I certainly would not call LyZ's design robust with regards to this issue. I didn't write LyZ. I just submitted an update to the code a couple years ago and the author asked me if I would take over maintenance of the project because he was not using LyZ any more. Ideally, I would modify LyZ to make it work more robustly but I have not been able to devote the necessary time to do that. So far I have updated LyZ to keep it compatible with changes to Zotero, Firefox, and LyX and merged any patches submitted by others but not made any changes to the way it works.

Tobelix commented 8 years ago

Hi and thank you for the request. I started the project a few months ago and therefore i can not remember if I have modiefied the .bib file in the beginning. However, I would not exclude this issue. Do you know any solution to fix this problem?

Thank you really much

wshanks commented 8 years ago

If you are not sure if you modified the .bib file, then you probably haven't made many changes to it at least. Would it be possible to recreate the .bib file from scratch? Go through the steps again to set up LyZ for your document and then select all of the references you are using in Zotero and do "Cite in LyX" on them. LyZ creates the cite keys automatically, so it should use the same ones that were used before, so you shouldn't have to change anything in the LyX document. Doing "Cite in LyX" will insert one giant reference into LyX for all references. You can delete this reference.

The potential tricky part is selecting all the references in Zotero. When I'm working on a document, I usually create a folder in Zotero for all of the document's references. Selecting all of the references is easy in that case. Also, you will lose any changes that you made by hand to the old .bib file but usually it is better to make changes in Zotero and then regenerate the .bib file than to modify the .bib file directly as we have discussed above.

Tobelix commented 8 years ago

Hmm ok i think this idea sound and the workload seems to be acceptable.

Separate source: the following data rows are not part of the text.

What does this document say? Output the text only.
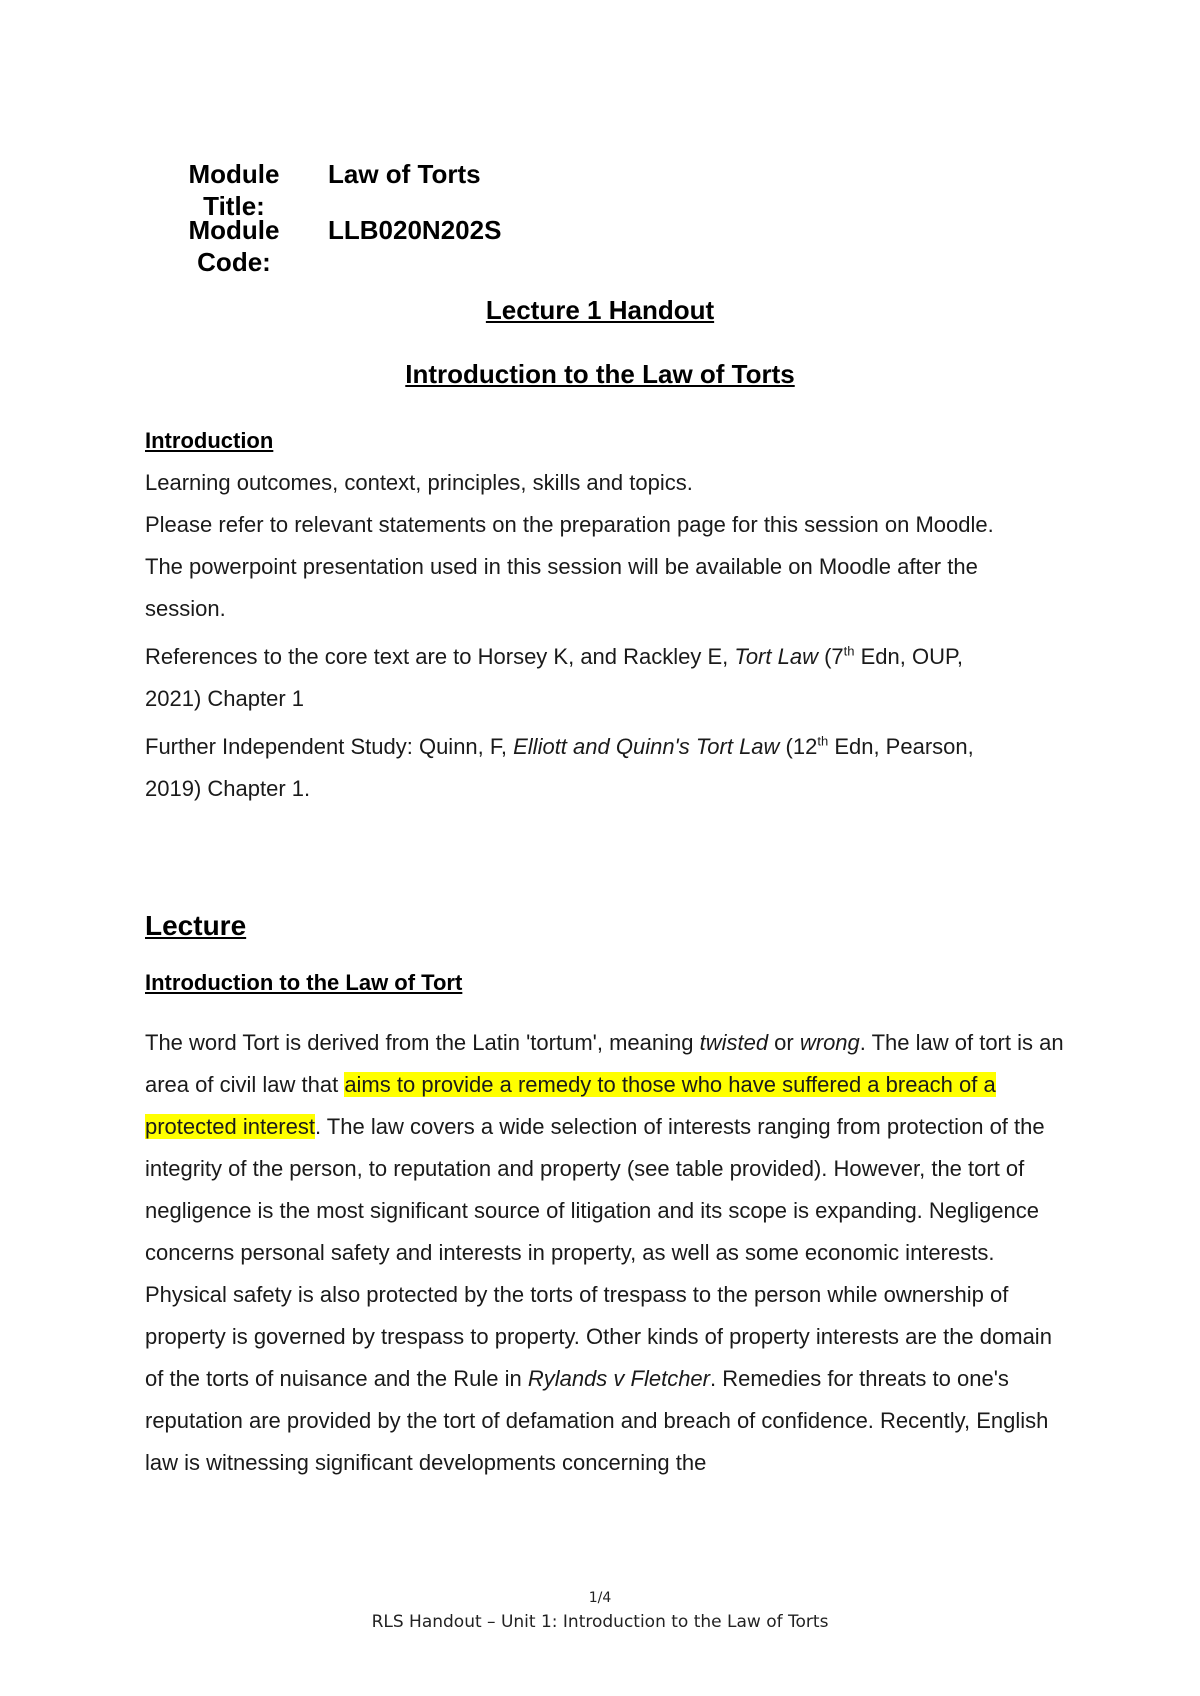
Module Title:
Law of Torts
Module
Code:
LLB020N202S
Lecture 1 Handout
Introduction to the Law of Torts
Introduction

Learning outcomes, context, principles, skills and topics.

Please refer to relevant statements on the preparation page for this session on Moodle.

The powerpoint presentation used in this session will be available on Moodle after the session.

References to the core text are to Horsey K, and Rackley E, Tort Law (7th Edn, OUP, 2021) Chapter 1

Further Independent Study: Quinn, F, Elliott and Quinn's Tort Law (12th Edn, Pearson, 2019) Chapter 1.

Lecture
Introduction to the Law of Tort
The word Tort is derived from the Latin 'tortum', meaning twisted or wrong. The law of tort is an area of civil law that aims to provide a remedy to those who have suffered a breach of a protected interest. The law covers a wide selection of interests ranging from protection of the integrity of the person, to reputation and property (see table provided). However, the tort of negligence is the most significant source of litigation and its scope is expanding. Negligence concerns personal safety and interests in property, as well as some economic interests. Physical safety is also protected by the torts of trespass to the person while ownership of property is governed by trespass to property. Other kinds of property interests are the domain of the torts of nuisance and the Rule in Rylands v Fletcher. Remedies for threats to one's reputation are provided by the tort of defamation and breach of confidence. Recently, English law is witnessing significant developments concerning the
1/4
RLS Handout – Unit 1: Introduction to the Law of Torts
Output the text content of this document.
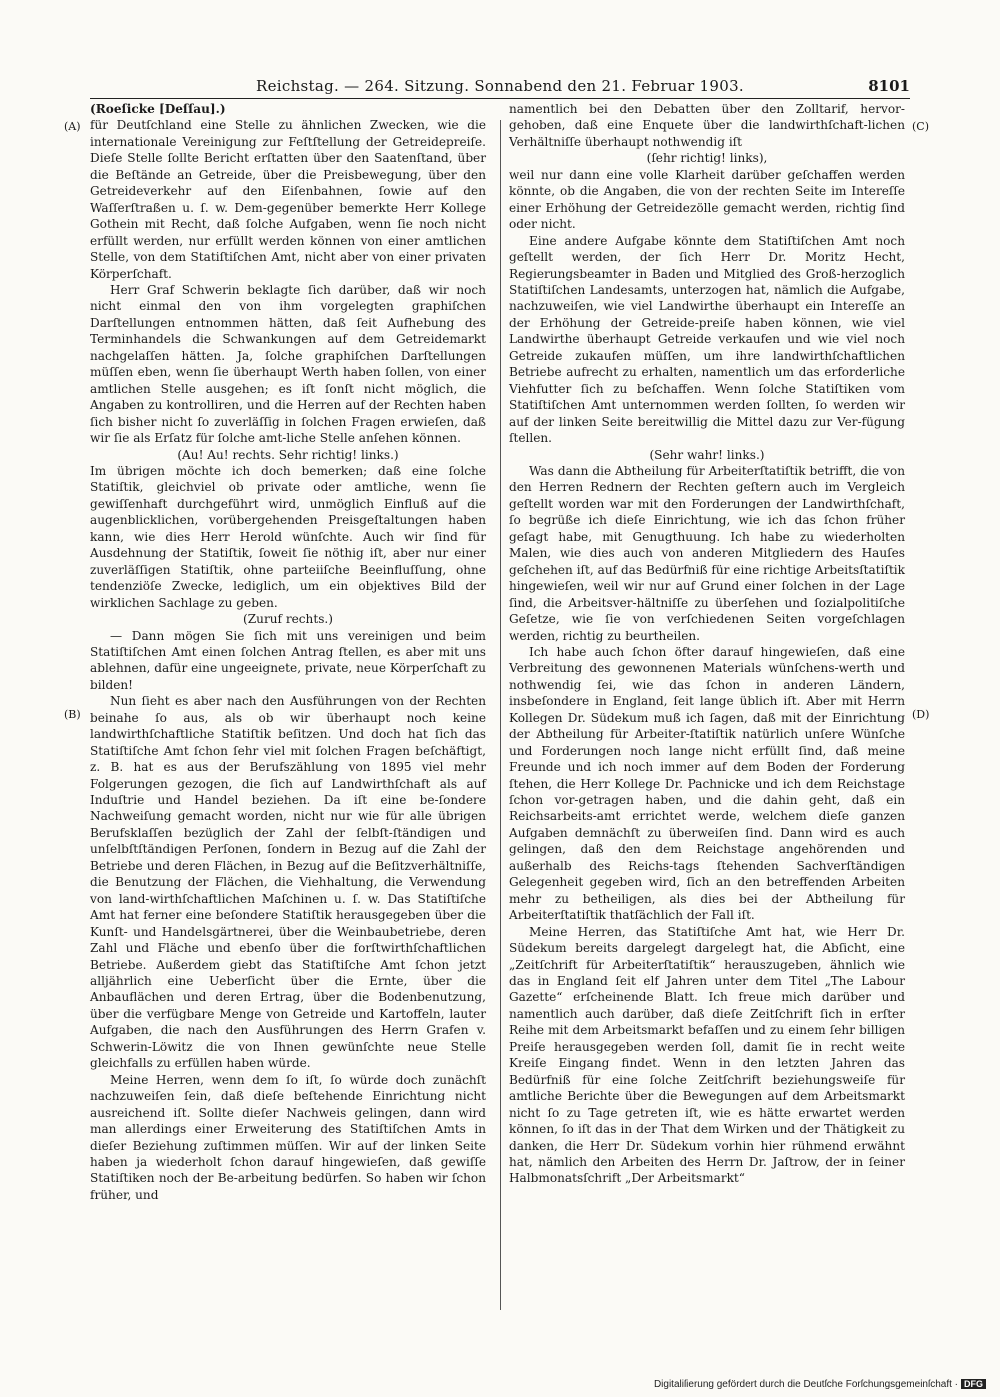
Reichstag. — 264. Sitzung. Sonnabend den 21. Februar 1903.	8101
(A)
(B)
(C)
(D)

(Roeſicke [Deſſau].)

für Deutſchland eine Stelle zu ähnlichen Zwecken, wie die internationale Vereinigung zur Feſtſtellung der Getreidepreiſe. Dieſe Stelle ſollte Bericht erſtatten über den Saatenſtand, über die Beſtände an Getreide, über die Preisbewegung, über den Getreideverkehr auf den Eiſenbahnen, ſowie auf den Waſſerſtraßen u. ſ. w. Dem-gegenüber bemerkte Herr Kollege Gothein mit Recht, daß ſolche Aufgaben, wenn ſie noch nicht erfüllt werden, nur erfüllt werden können von einer amtlichen Stelle, von dem Statiſtiſchen Amt, nicht aber von einer privaten Körperſchaft.

Herr Graf Schwerin beklagte ſich darüber, daß wir noch nicht einmal den von ihm vorgelegten graphiſchen Darſtellungen entnommen hätten, daß ſeit Aufhebung des Terminhandels die Schwankungen auf dem Getreidemarkt nachgelaſſen hätten. Ja, ſolche graphiſchen Darſtellungen müſſen eben, wenn ſie überhaupt Werth haben ſollen, von einer amtlichen Stelle ausgehen; es iſt ſonſt nicht möglich, die Angaben zu kontrolliren, und die Herren auf der Rechten haben ſich bisher nicht ſo zuverläſſig in ſolchen Fragen erwieſen, daß wir ſie als Erſatz für ſolche amt-liche Stelle anſehen können.

(Au! Au! rechts. Sehr richtig! links.)

Im übrigen möchte ich doch bemerken; daß eine ſolche Statiſtik, gleichviel ob private oder amtliche, wenn ſie gewiſſenhaft durchgeführt wird, unmöglich Einfluß auf die augenblicklichen, vorübergehenden Preisgeſtaltungen haben kann, wie dies Herr Herold wünſchte. Auch wir ſind für Ausdehnung der Statiſtik, ſoweit ſie nöthig iſt, aber nur einer zuverläſſigen Statiſtik, ohne parteiiſche Beeinfluſſung, ohne tendenziöſe Zwecke, lediglich, um ein objektives Bild der wirklichen Sachlage zu geben.

(Zuruf rechts.)

— Dann mögen Sie ſich mit uns vereinigen und beim Statiſtiſchen Amt einen ſolchen Antrag ſtellen, es aber mit uns ablehnen, dafür eine ungeeignete, private, neue Körperſchaft zu bilden!

Nun ſieht es aber nach den Ausführungen von der Rechten beinahe ſo aus, als ob wir überhaupt noch keine landwirthſchaftliche Statiſtik beſitzen. Und doch hat ſich das Statiſtiſche Amt ſchon ſehr viel mit ſolchen Fragen beſchäftigt, z. B. hat es aus der Berufszählung von 1895 viel mehr Folgerungen gezogen, die ſich auf Landwirthſchaft als auf Induſtrie und Handel beziehen. Da iſt eine be-ſondere Nachweiſung gemacht worden, nicht nur wie für alle übrigen Berufsklaſſen bezüglich der Zahl der ſelbſt-ſtändigen und unſelbſtſtändigen Perſonen, ſondern in Bezug auf die Zahl der Betriebe und deren Flächen, in Bezug auf die Beſitzverhältniſſe, die Benutzung der Flächen, die Viehhaltung, die Verwendung von land-wirthſchaftlichen Maſchinen u. ſ. w. Das Statiſtiſche Amt hat ferner eine beſondere Statiſtik herausgegeben über die Kunſt- und Handelsgärtnerei, über die Weinbaubetriebe, deren Zahl und Fläche und ebenſo über die forſtwirthſchaftlichen Betriebe. Außerdem giebt das Statiſtiſche Amt ſchon jetzt alljährlich eine Ueberſicht über die Ernte, über die Anbauflächen und deren Ertrag, über die Bodenbenutzung, über die verfügbare Menge von Getreide und Kartoffeln, lauter Aufgaben, die nach den Ausführungen des Herrn Grafen v. Schwerin-Löwitz die von Ihnen gewünſchte neue Stelle gleichfalls zu erfüllen haben würde.

Meine Herren, wenn dem ſo iſt, ſo würde doch zunächſt nachzuweiſen ſein, daß dieſe beſtehende Einrichtung nicht ausreichend iſt. Sollte dieſer Nachweis gelingen, dann wird man allerdings einer Erweiterung des Statiſtiſchen Amts in dieſer Beziehung zuſtimmen müſſen. Wir auf der linken Seite haben ja wiederholt ſchon darauf hingewieſen, daß gewiſſe Statiſtiken noch der Be-arbeitung bedürfen. So haben wir ſchon früher, und

namentlich bei den Debatten über den Zolltarif, hervor-gehoben, daß eine Enquete über die landwirthſchaft-lichen Verhältniſſe überhaupt nothwendig iſt

(ſehr richtig! links),

weil nur dann eine volle Klarheit darüber geſchaffen werden könnte, ob die Angaben, die von der rechten Seite im Intereſſe einer Erhöhung der Getreidezölle gemacht werden, richtig ſind oder nicht.

Eine andere Aufgabe könnte dem Statiſtiſchen Amt noch geſtellt werden, der ſich Herr Dr. Moritz Hecht, Regierungsbeamter in Baden und Mitglied des Groß-herzoglich Statiſtiſchen Landesamts, unterzogen hat, nämlich die Aufgabe, nachzuweiſen, wie viel Landwirthe überhaupt ein Intereſſe an der Erhöhung der Getreide-preiſe haben können, wie viel Landwirthe überhaupt Getreide verkaufen und wie viel noch Getreide zukaufen müſſen, um ihre landwirthſchaftlichen Betriebe aufrecht zu erhalten, namentlich um das erforderliche Viehfutter ſich zu beſchaffen. Wenn ſolche Statiſtiken vom Statiſtiſchen Amt unternommen werden ſollten, ſo werden wir auf der linken Seite bereitwillig die Mittel dazu zur Ver-fügung ſtellen.

(Sehr wahr! links.)

Was dann die Abtheilung für Arbeiterſtatiſtik betrifft, die von den Herren Rednern der Rechten geſtern auch im Vergleich geſtellt worden war mit den Forderungen der Landwirthſchaft, ſo begrüße ich dieſe Einrichtung, wie ich das ſchon früher geſagt habe, mit Genugthuung. Ich habe zu wiederholten Malen, wie dies auch von anderen Mitgliedern des Hauſes geſchehen iſt, auf das Bedürfniß für eine richtige Arbeitsſtatiſtik hingewieſen, weil wir nur auf Grund einer ſolchen in der Lage ſind, die Arbeitsver-hältniſſe zu überſehen und ſozialpolitiſche Geſetze, wie ſie von verſchiedenen Seiten vorgeſchlagen werden, richtig zu beurtheilen.

Ich habe auch ſchon öfter darauf hingewieſen, daß eine Verbreitung des gewonnenen Materials wünſchens-werth und nothwendig ſei, wie das ſchon in anderen Ländern, insbeſondere in England, ſeit lange üblich iſt. Aber mit Herrn Kollegen Dr. Südekum muß ich ſagen, daß mit der Einrichtung der Abtheilung für Arbeiter-ſtatiſtik natürlich unſere Wünſche und Forderungen noch lange nicht erfüllt ſind, daß meine Freunde und ich noch immer auf dem Boden der Forderung ſtehen, die Herr Kollege Dr. Pachnicke und ich dem Reichstage ſchon vor-getragen haben, und die dahin geht, daß ein Reichsarbeits-amt errichtet werde, welchem dieſe ganzen Aufgaben demnächſt zu überweiſen ſind. Dann wird es auch gelingen, daß den dem Reichstage angehörenden und außerhalb des Reichs-tags ſtehenden Sachverſtändigen Gelegenheit gegeben wird, ſich an den betreffenden Arbeiten mehr zu betheiligen, als dies bei der Abtheilung für Arbeiterſtatiſtik thatſächlich der Fall iſt.

Meine Herren, das Statiſtiſche Amt hat, wie Herr Dr. Südekum bereits dargelegt dargelegt hat, die Abſicht, eine „Zeitſchrift für Arbeiterſtatiſtik“ herauszugeben, ähnlich wie das in England ſeit elf Jahren unter dem Titel „The Labour Gazette“ erſcheinende Blatt. Ich freue mich darüber und namentlich auch darüber, daß dieſe Zeitſchrift ſich in erſter Reihe mit dem Arbeitsmarkt befaſſen und zu einem ſehr billigen Preiſe herausgegeben werden ſoll, damit ſie in recht weite Kreiſe Eingang findet. Wenn in den letzten Jahren das Bedürfniß für eine ſolche Zeitſchrift beziehungsweiſe für amtliche Berichte über die Bewegungen auf dem Arbeitsmarkt nicht ſo zu Tage getreten iſt, wie es hätte erwartet werden können, ſo iſt das in der That dem Wirken und der Thätigkeit zu danken, die Herr Dr. Südekum vorhin hier rühmend erwähnt hat, nämlich den Arbeiten des Herrn Dr. Jaſtrow, der in ſeiner Halbmonatsſchrift „Der Arbeitsmarkt“

Digitaliſierung gefördert durch die Deutſche Forſchungsgemeinſchaft · DFG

I will try it in a few days and then i will report here again ;)

Thank you really much

Tobelix commented 8 years ago

So i just spent 2 hours to follow your advice and it works now. Thank you really much. I thuînk now I will even not open the .bib again :D Thank you again and kind regards

Tobi

wshanks commented 8 years ago

Ouch, sorry to hear that it took two hours to fix. If you keep all of the references you are using for something in a folder or give them all the same tag, it should be easy to recreate the bib file if you hit another problem like this.